THE PUB SEVEN DEADLY SINS: 2: Stainless Steel Pissers

Luckily this is the realm of the more wanky bars and nearly all Mean Fiddler venues, rather than the average pub – but nevertheless there is the odd hostelry which has this man baiting horror sequestered within. The ceramic urinal is a masterpiece of design, both the singular and the wall based trickle down affair receive the contents of an overly full bladder with little splashback. This is both due to simplistic design and the use of ceramic, a substance which would appear to use its sheen to remove spray. The addition of the urinal cake to make it smell sweeter, or a swisher device to prevent fag end clottage are optional but certainly do not make the experience any worse.

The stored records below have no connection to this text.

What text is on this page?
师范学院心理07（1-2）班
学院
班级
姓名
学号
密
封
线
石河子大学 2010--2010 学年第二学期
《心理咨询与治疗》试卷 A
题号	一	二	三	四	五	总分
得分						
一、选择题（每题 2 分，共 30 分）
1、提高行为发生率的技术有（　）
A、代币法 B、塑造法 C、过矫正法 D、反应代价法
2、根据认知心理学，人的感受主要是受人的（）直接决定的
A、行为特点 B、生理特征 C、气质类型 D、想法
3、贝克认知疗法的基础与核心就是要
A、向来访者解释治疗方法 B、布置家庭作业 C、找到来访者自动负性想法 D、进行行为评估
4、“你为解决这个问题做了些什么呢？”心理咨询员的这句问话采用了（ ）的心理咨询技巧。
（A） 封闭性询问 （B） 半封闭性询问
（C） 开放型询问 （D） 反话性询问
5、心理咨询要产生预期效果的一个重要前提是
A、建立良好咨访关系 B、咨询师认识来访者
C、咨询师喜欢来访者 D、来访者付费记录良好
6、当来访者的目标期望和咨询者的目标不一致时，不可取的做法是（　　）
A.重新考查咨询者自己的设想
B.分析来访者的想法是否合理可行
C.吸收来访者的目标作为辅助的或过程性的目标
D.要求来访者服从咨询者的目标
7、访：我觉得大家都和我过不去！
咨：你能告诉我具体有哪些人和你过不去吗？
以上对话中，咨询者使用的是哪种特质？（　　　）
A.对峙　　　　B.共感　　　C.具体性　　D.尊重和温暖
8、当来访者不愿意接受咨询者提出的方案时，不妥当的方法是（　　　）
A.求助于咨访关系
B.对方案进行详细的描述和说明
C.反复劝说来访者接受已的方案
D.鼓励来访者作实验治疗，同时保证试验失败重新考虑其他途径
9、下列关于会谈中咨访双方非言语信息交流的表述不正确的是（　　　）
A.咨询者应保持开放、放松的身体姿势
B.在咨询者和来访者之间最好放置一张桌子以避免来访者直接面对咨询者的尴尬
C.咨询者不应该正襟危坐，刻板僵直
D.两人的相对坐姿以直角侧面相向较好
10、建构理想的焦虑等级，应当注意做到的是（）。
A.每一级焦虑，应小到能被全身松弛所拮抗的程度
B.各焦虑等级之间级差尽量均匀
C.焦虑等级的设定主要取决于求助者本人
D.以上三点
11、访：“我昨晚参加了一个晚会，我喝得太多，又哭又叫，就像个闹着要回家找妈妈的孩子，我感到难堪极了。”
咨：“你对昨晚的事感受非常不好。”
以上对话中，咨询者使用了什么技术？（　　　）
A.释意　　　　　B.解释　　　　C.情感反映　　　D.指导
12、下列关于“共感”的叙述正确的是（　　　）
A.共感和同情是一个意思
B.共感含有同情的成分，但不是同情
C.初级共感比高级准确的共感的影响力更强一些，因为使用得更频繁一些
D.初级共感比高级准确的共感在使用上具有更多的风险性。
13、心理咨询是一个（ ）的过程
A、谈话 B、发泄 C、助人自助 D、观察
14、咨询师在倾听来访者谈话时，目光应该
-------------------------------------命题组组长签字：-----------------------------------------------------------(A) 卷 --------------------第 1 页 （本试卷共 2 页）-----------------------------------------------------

Design classics are not meant to be usurped. Classics because they are both beautiful and functional. The stainless steel urinal is not a step up from the ceramic – it is down the pisser evolutionary tree by quite some stretch. Firstly, and by no means unimportant, is the very substance the toilet is made out of. It may be called stainless steel, but it is anything but. After some usage they often develop a dullness of sheen, and the water heads clog with cacky scum. But this is nothing to the splashback. A trampolene would not bounce back this much piss. Due to the flimsy sheet of metal and the angle of the back board, well over fifty percent will end up flecking your trousers. Woe betide if you are wearing shorts. On top of this the trough (for it resembles nothing less than a pigs trough) will have about two litres of stagnant piss filling them at any particular time – even if the woefully inadequate drain is not blocked by fag ends. Finally, as it is a free for all situation, personal space – so required when the delicate art of relieving oneself is undertaken – is replaced by a jostling unbecoming a pub toilet.

If you know a pub with a stainless steel pisser, then do not stand for it. Go in the ladies instead.